Parallelized Drug Molecule Similarity Search by Molecular Fingerprints Similarity or Maximum Common Substructure Search
Source:R/705-searchDrug.R
searchDrug.Rd
Parallelized Drug Molecule Similarity Search by Molecular Fingerprints Similarity or Maximum Common Substructure Search
Usage
searchDrug(
mol,
moldb,
cores = 2,
method = c("fp", "mcs"),
fptype = c("standard", "extended", "graph", "hybrid", "maccs", "estate", "pubchem",
"kr", "shortestpath", "fp2", "fp3", "fp4", "obmaccs"),
fpsim = c("tanimoto", "euclidean", "cosine", "dice", "hamming"),
mcssim = c("tanimoto", "overlap"),
...
)
Arguments
- mol
The query molecule. The location of a
sdf
file containing one molecule.- moldb
The molecule database. The location of a
sdf
file containing all the molecules to be searched with.- cores
Integer. The number of CPU cores to use for parallel search, default is
2
. Users could use thedetectCores()
function in theparallel
package to see how many cores they could use.- method
'fp'
or'mcs'
. Search by molecular fingerprints or by maximum common substructure searching.- fptype
The fingerprint type, only available when
method = 'fp'
. Rcpi supports 13 types of fingerprints, including'standard'
,'extended'
,'graph'
,'hybrid'
,'maccs'
,'estate'
,'pubchem'
,'kr'
,'shortestpath'
,'fp2'
,'fp3'
,'fp4'
,'obmaccs'
.- fpsim
Similarity measure type for fingerprint, only available when
method = 'fp'
. Including'tanimoto'
,'euclidean'
,'cosine'
,'dice'
and'hamming'
. SeecalcDrugFPSim
for details.- mcssim
Similarity measure type for maximum common substructure search, only available when
method = 'mcs'
. Including'tanimoto'
and'overlap'
.- ...
Other possible parameter for maximum common substructure search, see
calcDrugMCSSim
for available options.
Value
Named numerical vector. With the decreasing similarity value of the molecules in the database.
Details
This function does compound similarity search derived by various molecular fingerprints with various similarity measures or derived by maximum common substructure search. This function runs for a query compound against a set of molecules.
Examples
mol = system.file('compseq/DB00530.sdf', package = 'Rcpi')

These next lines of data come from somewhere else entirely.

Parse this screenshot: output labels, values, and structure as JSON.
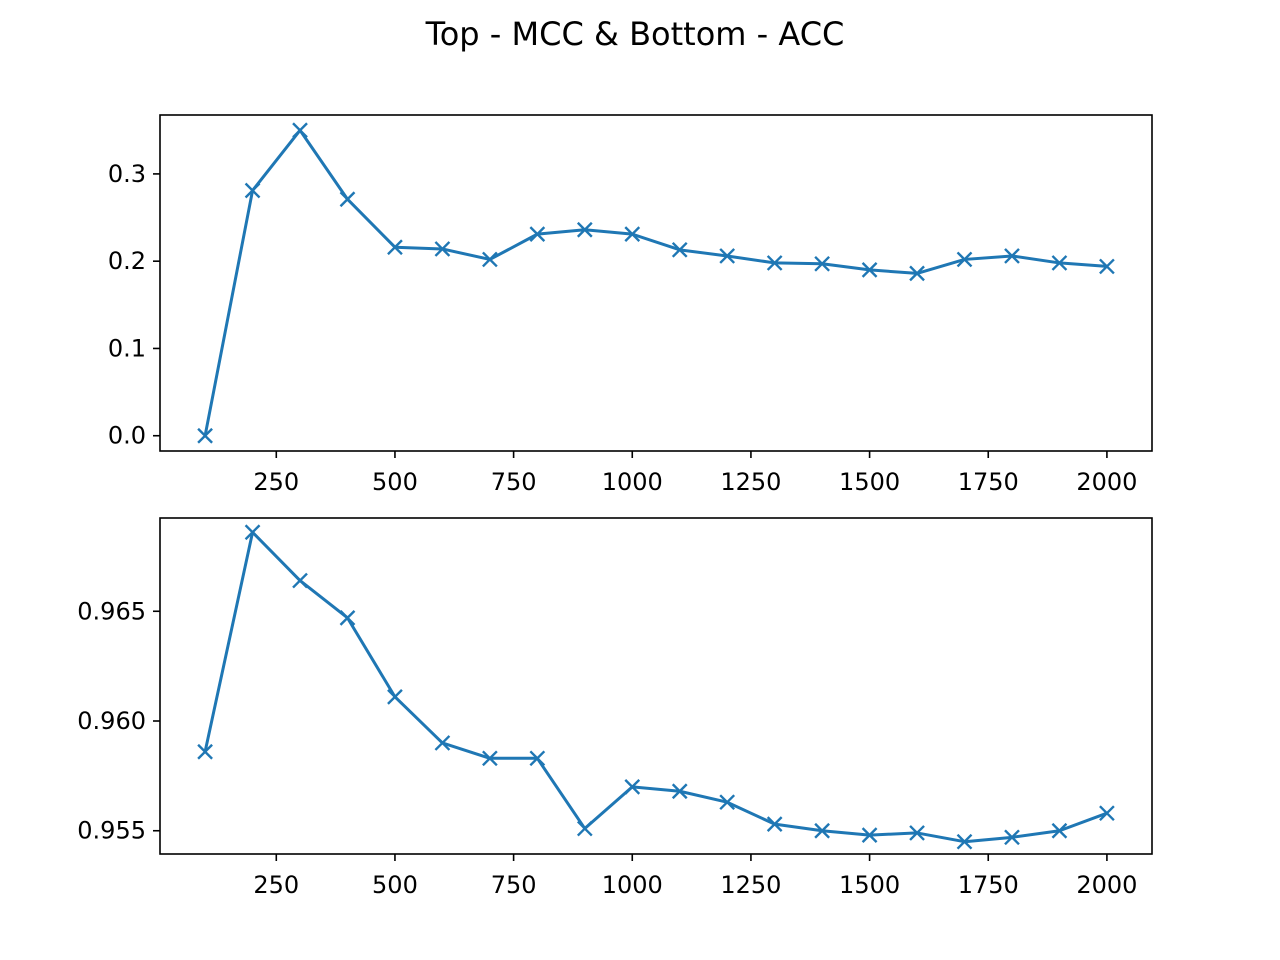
{
  "figure": {
    "title": "Top - MCC & Bottom - ACC"
  },
  "colors": {
    "series": "#1f77b4",
    "axes": "#000000",
    "background": "#ffffff"
  },
  "chart_data": [
    {
      "type": "line",
      "title": "",
      "xlabel": "",
      "ylabel": "",
      "marker": "x",
      "grid": false,
      "xlim": [
        5,
        2095
      ],
      "ylim": [
        -0.0175,
        0.3675
      ],
      "xticks": [
        250,
        500,
        750,
        1000,
        1250,
        1500,
        1750,
        2000
      ],
      "xtick_labels": [
        "250",
        "500",
        "750",
        "1000",
        "1250",
        "1500",
        "1750",
        "2000"
      ],
      "yticks": [
        0.0,
        0.1,
        0.2,
        0.3
      ],
      "ytick_labels": [
        "0.0",
        "0.1",
        "0.2",
        "0.3"
      ],
      "series": [
        {
          "x": [
            100,
            200,
            300,
            400,
            500,
            600,
            700,
            800,
            900,
            1000,
            1100,
            1200,
            1300,
            1400,
            1500,
            1600,
            1700,
            1800,
            1900,
            2000
          ],
          "y": [
            0.0,
            0.281,
            0.35,
            0.271,
            0.216,
            0.214,
            0.202,
            0.231,
            0.236,
            0.231,
            0.213,
            0.206,
            0.198,
            0.197,
            0.19,
            0.186,
            0.202,
            0.206,
            0.198,
            0.194
          ]
        }
      ]
    },
    {
      "type": "line",
      "title": "",
      "xlabel": "",
      "ylabel": "",
      "marker": "x",
      "grid": false,
      "xlim": [
        5,
        2095
      ],
      "ylim": [
        0.95394,
        0.96925
      ],
      "xticks": [
        250,
        500,
        750,
        1000,
        1250,
        1500,
        1750,
        2000
      ],
      "xtick_labels": [
        "250",
        "500",
        "750",
        "1000",
        "1250",
        "1500",
        "1750",
        "2000"
      ],
      "yticks": [
        0.955,
        0.96,
        0.965
      ],
      "ytick_labels": [
        "0.955",
        "0.960",
        "0.965"
      ],
      "series": [
        {
          "x": [
            100,
            200,
            300,
            400,
            500,
            600,
            700,
            800,
            900,
            1000,
            1100,
            1200,
            1300,
            1400,
            1500,
            1600,
            1700,
            1800,
            1900,
            2000
          ],
          "y": [
            0.9586,
            0.9686,
            0.9664,
            0.9647,
            0.9611,
            0.959,
            0.9583,
            0.9583,
            0.9551,
            0.957,
            0.9568,
            0.9563,
            0.9553,
            0.955,
            0.9548,
            0.9549,
            0.9545,
            0.9547,
            0.955,
            0.9558
          ]
        }
      ]
    }
  ]
}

# DrugBank ID DB00530: Erlotinib
moldb = system.file('compseq/tyrphostin.sdf', package = 'Rcpi')
# Database composed by searching 'tyrphostin' in PubChem and filtered by Lipinski's Rule of Five
# \donttest{
searchDrug(mol, moldb, cores = 4, method = 'fp', fptype = 'maccs', fpsim = 'hamming')
#> Error in loadMolecules(mol): The package "rcdk" is required to load molecular structures
searchDrug(mol, moldb, cores = 4, method = 'fp', fptype = 'fp2', fpsim = 'tanimoto')
#> Error: Must install the `ChemmineOB` package first.
searchDrug(mol, moldb, cores = 4, method = 'mcs', mcssim = 'tanimoto')# }
#> Error: Must install the `ChemmineR` package to use the 'mcs' method.